Lawrence Llewellyn-Bowen's comments were bland and inconsequential. Meatloaf is on something. I found him very entertaining even though he really was talking total nonsense. Rolando Villazón was trying to be fair and critical at the same time; he had the 'audacity' to criticise Danny Jones from McFly (who was probably almost the worst of the lot) and got booed by a crowd of demented hysterical McFly groupies who don't have a clue. The trouble is, Rolando is speaking from the heart and from years of experience, but in the end, what does it matter?
And as for the pop singers. Darius came over the most instinctively musical although with zero personality. Alex James was the only one who seemed to care about the character he was portraying - and did a splendid tuneless patter. As for the rest, some clearly have decent basic voices, but in general I think they all did worst in the areas where they ought to have done best - keeping to the tune and on pitch, and projecting some sort of personality, some sort of stage presence, that je ne sais quoi where the performer connects with the audience, irrespective of what the performance is. But it's all relative: not one of them sang in a way that could honestly be described as adequate.

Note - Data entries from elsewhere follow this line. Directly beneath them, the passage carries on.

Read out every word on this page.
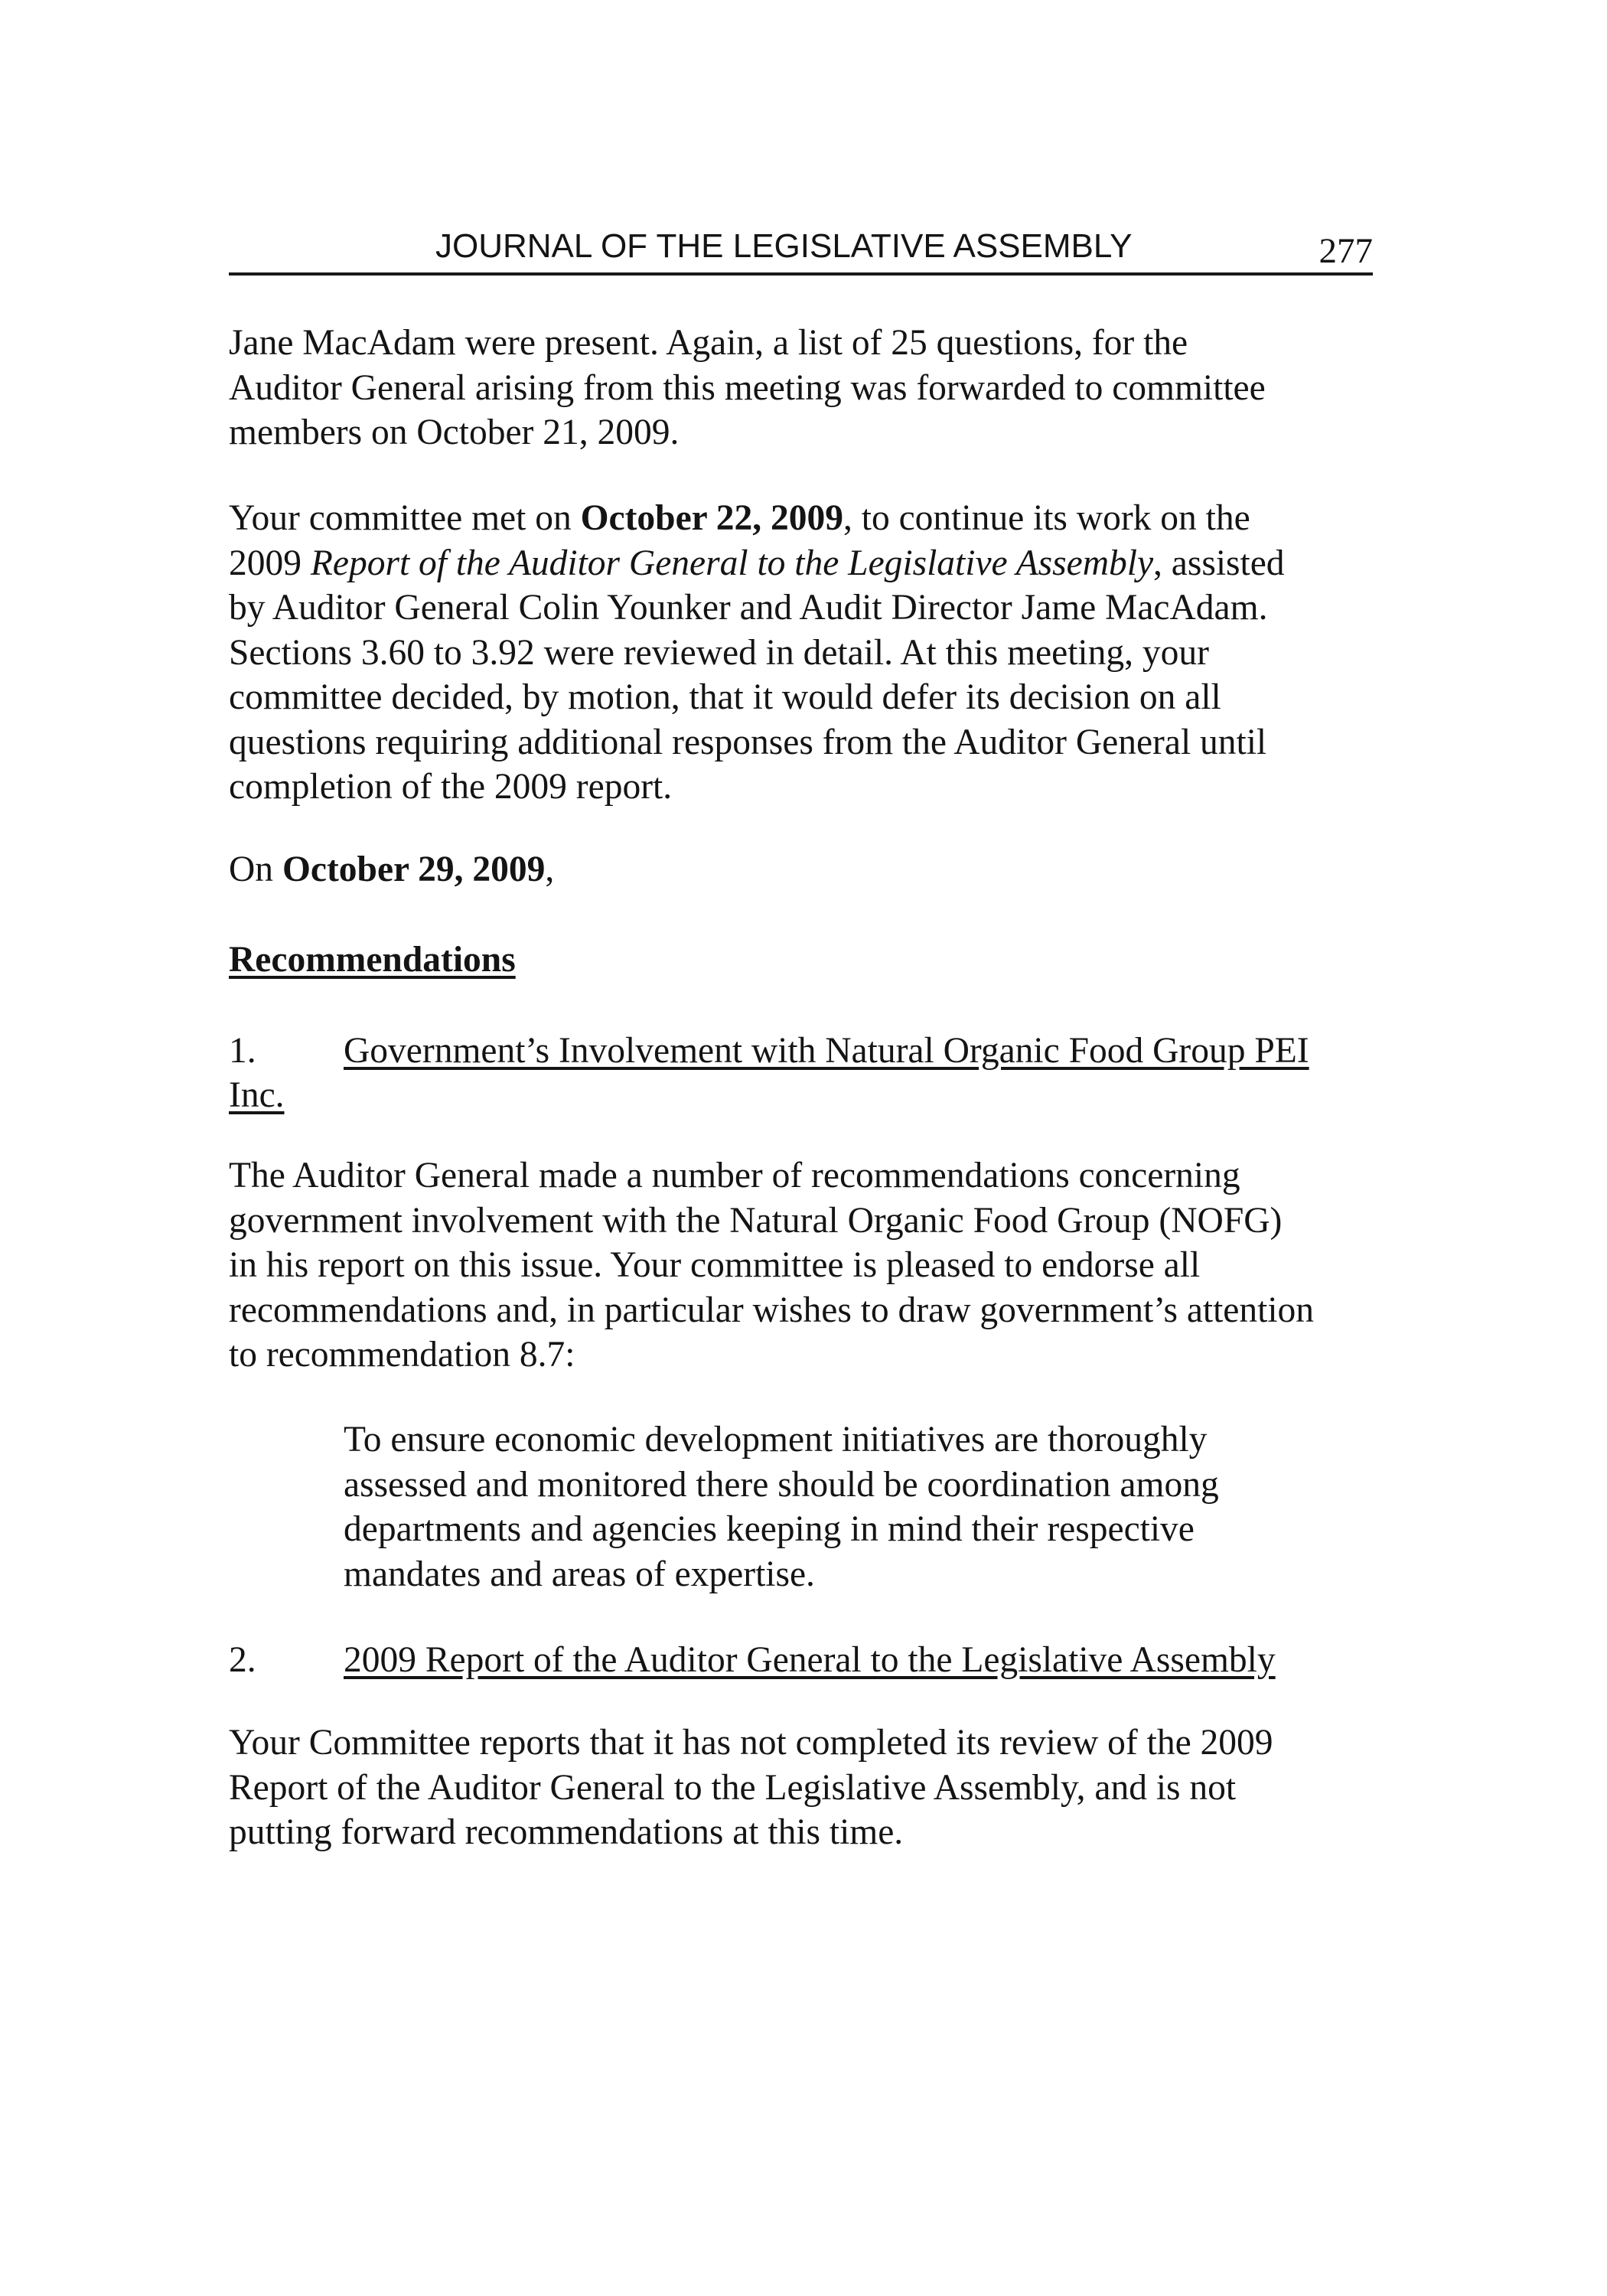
JOURNAL OF THE LEGISLATIVE ASSEMBLY	277

Jane MacAdam were present. Again, a list of 25 questions, for the
Auditor General arising from this meeting was forwarded to committee
members on October 21, 2009.

Your committee met on October 22, 2009, to continue its work on the
2009 Report of the Auditor General to the Legislative Assembly, assisted
by Auditor General Colin Younker and Audit Director Jame MacAdam.
Sections 3.60 to 3.92 were reviewed in detail. At this meeting, your
committee decided, by motion, that it would defer its decision on all
questions requiring additional responses from the Auditor General until
completion of the 2009 report.

On October 29, 2009,

Recommendations

1. Government’s Involvement with Natural Organic Food Group PEI
Inc.

The Auditor General made a number of recommendations concerning
government involvement with the Natural Organic Food Group (NOFG)
in his report on this issue. Your committee is pleased to endorse all
recommendations and, in particular wishes to draw government’s attention
to recommendation 8.7:

To ensure economic development initiatives are thoroughly
assessed and monitored there should be coordination among
departments and agencies keeping in mind their respective
mandates and areas of expertise.

2. 2009 Report of the Auditor General to the Legislative Assembly

Your Committee reports that it has not completed its review of the 2009
Report of the Auditor General to the Legislative Assembly, and is not
putting forward recommendations at this time.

Alan Titchmarsh was less annoying than I feared he would be. Jimmy's admitted to a sneaking admiration for Mylene Klass even though he didn't know who she was when he met her last May.
But the single most annoying thing, even more annoying than Katherine Jenkins was that for each singer, they were permitted to sing the opening phrase of their aria or song, and then the audience broke into applause and cheers. What was that - tune recognition? Do people seriously have to shout out loud if they recognise a tune? Bizarre. And as for those McFly fans, oh dear. I'm sure it said on the ticket application that no one under sixteen was allowed in. The way they screamed, I'm sure it was a bunch of 13-year-olds. And he wasn't any good. Bland, below pitch, and far too pleased with himself.
And then to cap it all, we had Camilla Kerslake singing. She is some 'soprano' discovered by Gary Barlow. I hadn't heard until I caught some of the Titmarsh show in the doctor's waiting room the other day. I have to say, dear reader, she actually makes Katherine Jenkins look polished; her high notes are thin and wavery, and although I suspect she was singing in English I simply couldn't tell a word she says.